Primo: Why don't I just put everything here and if you need to come, you bring them?

Me: OK.

Thursday, September 3, 2015

In which Doris has a heart attack

Yep. She has a mild heart attack. Doris cannot catch a break.

Wednesday, September 2, 2015

In which Doris decides not to have the surgery

Which makes me wonder if it was not essential that she have it, why was not having it presented as an option all along?

So now the plan is to get her into a nursing home so her knees can heal anyhow, even though it will take longer.

Monday, August 31, 2015

In which I wonder if the hospital where Doris is being treated was designed by the same people who designed Charles de Gaulle airport, ie, people who never gave one thought to the passengers/patients

Let me summarize. I might not have all the activities on the right days, but you will get the idea.
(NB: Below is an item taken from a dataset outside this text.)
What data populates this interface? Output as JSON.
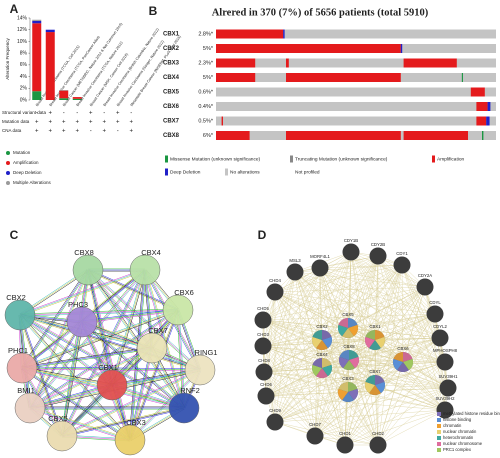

Thursday night: Sly falls on Doris and injures her. She goes to the ER. They check her left knee, which is the one that is swollen, find nothing, send her home.

Monday night: Primo arrives and discovers Doris is completely immobile and in great pain.

Tuesday morning: Primo sees no alternative to calling an ambulance, as he cannot get Doris into a car by himself. Hospital admits Doris because she is dehydrated. They check her knee again and check her hip

Wednesday: Ooops! Wrong knee! And what about her back? Did Sly break her back?

Thursday: Wait - something wrong with the right knee, too!

Friday: But we still need to check the left knee again. We are waiting.

Saturday: And we still need to check the left knee again. We are waiting.

Sunday: More analysis of left knee - oh! yeah! bad stuff on left knee. Have to do surgery.

Monday: No surgery without medical clearance. Fluid in her lungs, so need to take care of that. Pneumonia? Just excess fluid? Who knows? In the meantime, Doris has not eaten since midnight the night before.

Tuesday: Has to pass heart test. Delay in getting test. Finally get test but nobody at the hospital to read it any more. They finally tell Doris she might as well eat.

Wednesday (today): Heart guy wants a stress test before he signs off. Ooops. Looks like Doris has heart problems. Surgery could be risky. Doris trying to decide what to do.